Dr. Wendy Whittle, a maternal-fetal medicine specialist at Mount Sinai Hospital in Toronto, co-authored a new briefing document from Ontario’s COVID-19 Science Advisory Table, which notes the risks of getting COVID-19 while pregnant include having a higher chance of needing a C-section or having a preterm birth, according to preliminary evidence.
The latest available Canadian data compiled by the Canadian Surveillance of COVID-19 in the Pregnancy team (CANCOVID) also suggests people who are pregnant are nearly five times more likely to be admitted to hospital for COVID-19 than their non-pregnant peers — and 10 times more likely to be admitted to an ICU.
“Seven to 15 percent of pregnant individuals with COVID-19 will experience moderate to a severe disease requiring hospitalization,” the briefing document reads.
The advisory team did note that the increased risk of hospitalization could be explained in part by “a lower threshold” to provide care during pregnancy, meaning pregnant people may be admitted to a hospital where a non-pregnant person with the same symptoms would not. But, they stressed people who are pregnant also showed a higher risk of needing mechanical ventilation in various studies, which is “indicative of clinically severe disease.”
While both Canadian and international research suggests the bulk of infections during pregnancy are either asymptomatic or mild, Whittle said the higher risks of serious health outcomes are concerning, particularly since pregnant people typically have lower vaccination rates, as seen in data from Ontario and the U.S.
“That makes me absolutely petrified,” she said.
Vaccines proving safe, effective during pregnancy
Women’s health experts say aside from basic precautions, getting vaccinated is the best way to prevent a serious COVID-19 infection.

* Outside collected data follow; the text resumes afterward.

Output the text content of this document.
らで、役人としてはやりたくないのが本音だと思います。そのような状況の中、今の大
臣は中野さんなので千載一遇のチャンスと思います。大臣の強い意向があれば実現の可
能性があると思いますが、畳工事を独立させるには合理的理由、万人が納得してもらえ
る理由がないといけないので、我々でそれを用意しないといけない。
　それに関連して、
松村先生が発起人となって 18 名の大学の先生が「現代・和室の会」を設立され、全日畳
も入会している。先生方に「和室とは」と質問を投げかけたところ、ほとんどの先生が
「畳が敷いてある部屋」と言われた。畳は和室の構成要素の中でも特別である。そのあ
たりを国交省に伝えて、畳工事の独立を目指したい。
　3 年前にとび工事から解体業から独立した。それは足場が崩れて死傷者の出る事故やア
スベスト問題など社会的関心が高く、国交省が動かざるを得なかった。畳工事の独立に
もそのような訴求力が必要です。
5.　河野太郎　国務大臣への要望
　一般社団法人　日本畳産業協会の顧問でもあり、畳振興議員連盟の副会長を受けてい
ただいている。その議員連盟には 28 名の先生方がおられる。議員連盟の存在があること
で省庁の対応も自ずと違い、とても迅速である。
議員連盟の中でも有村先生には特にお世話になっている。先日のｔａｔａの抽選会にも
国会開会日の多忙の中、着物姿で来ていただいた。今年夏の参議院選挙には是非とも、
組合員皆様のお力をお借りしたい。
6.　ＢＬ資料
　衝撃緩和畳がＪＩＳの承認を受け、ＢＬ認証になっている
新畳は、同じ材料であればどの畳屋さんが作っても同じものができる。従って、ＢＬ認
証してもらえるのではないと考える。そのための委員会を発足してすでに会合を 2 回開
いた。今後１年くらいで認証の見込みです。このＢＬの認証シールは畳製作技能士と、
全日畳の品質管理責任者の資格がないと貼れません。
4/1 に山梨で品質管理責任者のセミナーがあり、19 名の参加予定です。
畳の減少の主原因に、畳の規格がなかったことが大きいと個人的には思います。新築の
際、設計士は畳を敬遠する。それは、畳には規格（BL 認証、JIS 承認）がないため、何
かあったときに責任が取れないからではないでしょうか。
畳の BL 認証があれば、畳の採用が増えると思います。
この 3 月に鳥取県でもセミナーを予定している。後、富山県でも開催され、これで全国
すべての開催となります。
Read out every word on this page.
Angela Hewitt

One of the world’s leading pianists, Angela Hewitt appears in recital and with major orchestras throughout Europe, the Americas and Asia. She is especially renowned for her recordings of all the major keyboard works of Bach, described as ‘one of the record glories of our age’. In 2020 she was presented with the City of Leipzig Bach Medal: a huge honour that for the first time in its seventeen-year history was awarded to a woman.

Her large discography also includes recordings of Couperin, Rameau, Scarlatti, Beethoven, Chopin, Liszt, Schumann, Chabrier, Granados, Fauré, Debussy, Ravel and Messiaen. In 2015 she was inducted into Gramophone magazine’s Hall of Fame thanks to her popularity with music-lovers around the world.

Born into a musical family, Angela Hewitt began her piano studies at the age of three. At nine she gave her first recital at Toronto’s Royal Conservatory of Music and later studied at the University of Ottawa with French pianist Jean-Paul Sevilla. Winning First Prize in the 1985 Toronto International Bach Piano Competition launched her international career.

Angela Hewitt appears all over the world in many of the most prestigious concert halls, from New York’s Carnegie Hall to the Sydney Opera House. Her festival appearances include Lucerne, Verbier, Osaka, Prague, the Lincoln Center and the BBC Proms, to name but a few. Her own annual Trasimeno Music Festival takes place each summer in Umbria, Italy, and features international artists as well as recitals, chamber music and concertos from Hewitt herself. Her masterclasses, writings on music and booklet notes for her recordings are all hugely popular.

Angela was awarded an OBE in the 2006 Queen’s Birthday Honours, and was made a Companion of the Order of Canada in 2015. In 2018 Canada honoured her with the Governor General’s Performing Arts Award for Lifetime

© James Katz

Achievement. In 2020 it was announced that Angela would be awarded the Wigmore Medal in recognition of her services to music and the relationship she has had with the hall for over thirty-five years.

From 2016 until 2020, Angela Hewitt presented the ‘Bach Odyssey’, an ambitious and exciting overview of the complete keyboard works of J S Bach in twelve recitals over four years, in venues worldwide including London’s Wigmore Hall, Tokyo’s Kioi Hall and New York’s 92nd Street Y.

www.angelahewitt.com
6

But navigating whether or not to get a shot has been a fraught process for many Canadian women.
“Even though we have real-life data, and it’s very good quality data, that first message that COVID-19 vaccines were not tested in pregnancy is on people’s minds,” said CANCOVID collaborator Dr. Eliana Castillo, a clinical associate professor with the departments of Obstetrics and Gynecology and Medicine at the University of Calgary.
“And if you add all the inherent fears and uncertainties that are normal to any pregnancy, and the huge amount of misinformation that is in social media, we have just the combination that is very detrimental to moms and babies.”
Yet the vaccines approved in Canada and the U.S. have proven both safe and effective during pregnancy, according to scientists and researchers on both sides of the border.
There are multiple large-scale analysis studies showing the effectiveness of vaccines alongside “no concerning safety signals reported among pregnant vaccine recipients,” reads the Ontario COVID-19 Science Advisory Table’s recent briefing note.
A U.S. Centers for Disease Control and Prevention (CDC) analysis of available data assessed vaccination in early pregnancy and didn’t find any increased risk of miscarriage among nearly 2,500 pregnant women who received an mRNA-based vaccine before the 20-week mark.
Previous data from three safety monitoring systems also did not find any safety concerns either for pregnant people who were vaccinated late in pregnancy or for their babies, according to the CDC.
“We have a vaccine that works in pregnancy, that is safe,” Dr. Castillo stressed. “And very importantly, that is not only going to keep you safe, but actually we have good evidence that the protection you get will be passed on to your baby.”